Again, if both https://tags.tiqcdn.com/ and https://collector.example.com are requested via the same CNAME or A Record domain this might not event be necessary as client hint permissions are granted to the CNAMEd domain.

Adobe Stack

General

Implementation

Some dimensions / reports in Adobe Analytics and Audience Manager affected if high-entropy client hints are not implemented.

Adobe Analytics Adobe Audience Manager
Browser OS Version
Browser Type Device Model
OS Device Manufacturer
OS Types Device Vendor
Mobile

Make sure that none of these dimensinons are crucial to your implementation. Otherwise they can be reactivated by configuring them with the alloy.js WEB SDK.

How to update?

For the Web SDK this is done natively with the configure command option "context". Most implementation will use some kind of TMS though. In that case the implementation change depends on the TMS. Launch offers a simple checkbox option with their Adobe Experience Platform Web SDK extension.

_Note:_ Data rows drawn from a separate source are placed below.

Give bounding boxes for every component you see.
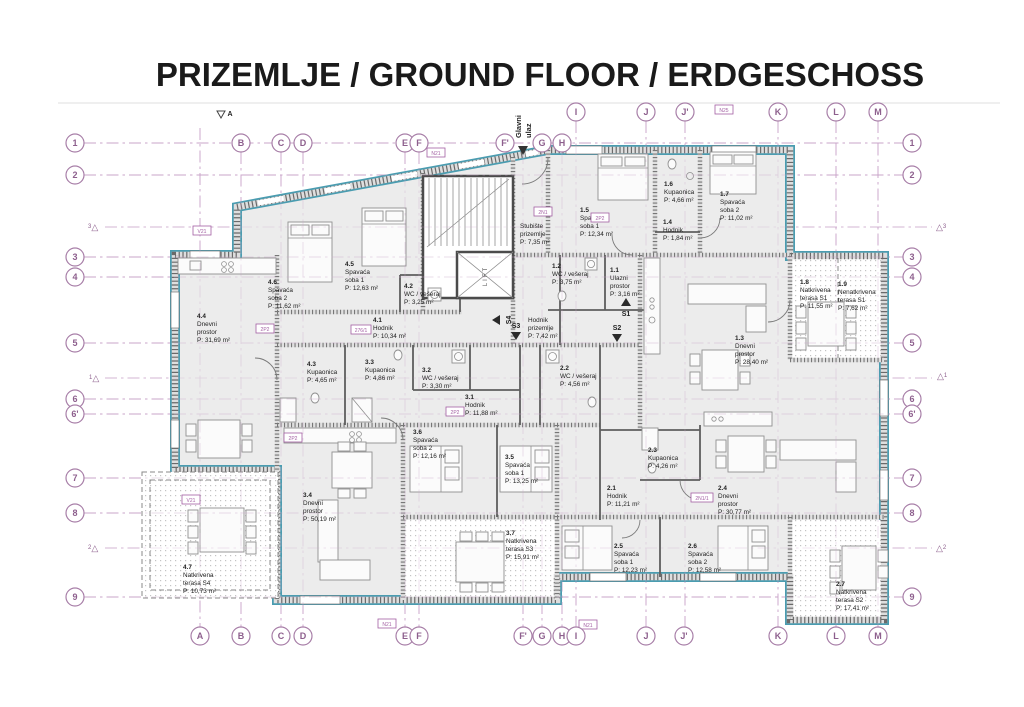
grid-bubble: 9 [903,588,921,606]
grid-bubble: J [637,627,655,645]
svg-text:4.6: 4.6 [268,279,277,286]
svg-text:P: 3,30 m²: P: 3,30 m² [422,383,451,390]
plan-tag: N21 [579,620,597,629]
elevator: LIFT [457,252,513,298]
svg-text:2P2: 2P2 [289,436,298,442]
svg-text:2.5: 2.5 [614,543,623,550]
svg-text:1.9: 1.9 [838,281,847,288]
svg-text:6': 6' [908,409,915,419]
svg-text:4: 4 [72,272,77,282]
svg-text:3.2: 3.2 [422,367,431,374]
svg-text:L: L [833,107,839,117]
svg-text:D: D [300,138,307,148]
svg-text:3.6: 3.6 [413,429,422,436]
svg-text:P: 17,41 m²: P: 17,41 m² [836,605,869,612]
svg-text:F: F [416,631,422,641]
svg-text:P: 12,23 m²: P: 12,23 m² [614,567,647,574]
grid-bubble: A [191,627,209,645]
svg-text:Kupaonica: Kupaonica [365,367,396,374]
grid-bubble: M [869,627,887,645]
svg-text:soba 1: soba 1 [614,559,634,566]
svg-text:P: 12,16 m²: P: 12,16 m² [413,453,446,460]
svg-text:H: H [559,631,566,641]
svg-text:prizemlje: prizemlje [520,231,546,238]
svg-text:Natkrivena: Natkrivena [800,287,831,294]
delta-mark: 2△ [88,543,98,553]
plan-tag: 2P2 [284,433,302,442]
grid-bubble: G [533,134,551,152]
plan-tag: N21 [427,148,445,157]
grid-bubble: 7 [66,469,84,487]
svg-text:Spavaća: Spavaća [268,287,293,294]
grid-bubble: 5 [66,334,84,352]
svg-text:P: 10,34 m²: P: 10,34 m² [373,333,406,340]
svg-text:7: 7 [909,473,914,483]
bed [500,446,552,492]
grid-bubble: 7 [903,469,921,487]
svg-text:6': 6' [71,409,78,419]
svg-text:Spavaća: Spavaća [688,551,713,558]
svg-text:Ulazni: Ulazni [610,275,628,282]
svg-text:4.5: 4.5 [345,261,354,268]
svg-text:Spavaća: Spavaća [505,462,530,469]
svg-text:Hodnik: Hodnik [663,227,684,234]
svg-text:E: E [402,631,408,641]
grid-bubble: M [869,103,887,121]
svg-text:F': F' [501,138,509,148]
svg-text:3.4: 3.4 [303,492,312,499]
grid-bubbles-left: 1 2 3 4 5 6 6' 7 8 9 [66,134,84,606]
svg-text:1.7: 1.7 [720,191,729,198]
svg-text:5: 5 [72,338,77,348]
svg-text:1.3: 1.3 [735,335,744,342]
svg-text:E: E [402,138,408,148]
svg-text:P: 11,21 m²: P: 11,21 m² [607,501,640,508]
svg-text:P: 28,40 m²: P: 28,40 m² [735,359,768,366]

If the WebSDK is not in use instead Adobe Analytics needs updating: The Launch extension supports a simple check box otherwise AppMeasurement can be updated on the s object directly with setting s.collectHighEntropyUserAgentHints = TRUE

Client Hint config is only available from App Measurement version 2.23.0

Non-Adobe TMS' must manually check how they can set the "context" configuration options for these tools. or set it manually in their code base

Tealiums Adobe Web SDK tag supports a native mapping option for the context object

Google Stack

GA4 already collects client hints infromation. The payload uses the following parameters:

Parameter Example Client Hint
uaa x86 Architecture
uab 64 Bitness
uafvl Google%20Chrome;107.0.5304.122 Chromium;107.0.5304.122Not%3DA%3FBrand;24.0.0.0 Full Version List
uamb 0 is mobile
uam - Model
uap Windows Platofrm
uapv 10.0.0 Platform Version
uaw 0 Windows-on-Windows 64-bit

I couldn't find any accept-ch header for requests to google-analytics.com. I guess this is still based on the regular user-agent header information. There is currently no information from Google if GA will use accept-ch to request high-entropy client hints. This should be revisited when Chromium v110 releases.

Other Tools

Other tools need manual checking in order to determine if they will collect high-entropy client hints by default or if that information is even needed. Vendors should be able to build HTTP headers to request them themselve usually. There is nothing that analytics departments can do in their configuration to set these response headers if the vendor doesn't support such an option (e.g. like Adobe).

Other browsers

A word on other browsers

Firefox

Resource

While Firefox has no plans of implementing client hints and deprecating the user agent it implements fingerprinting protection methods that already spoof information from the user agent.

Users can activtae Enhanced Tracking Protection, a feature that spoofs the information available in the user agent.

privacy.resistFingerprinting

The option is not active by default though. Any users activating this option will skew collected data based on the user agent.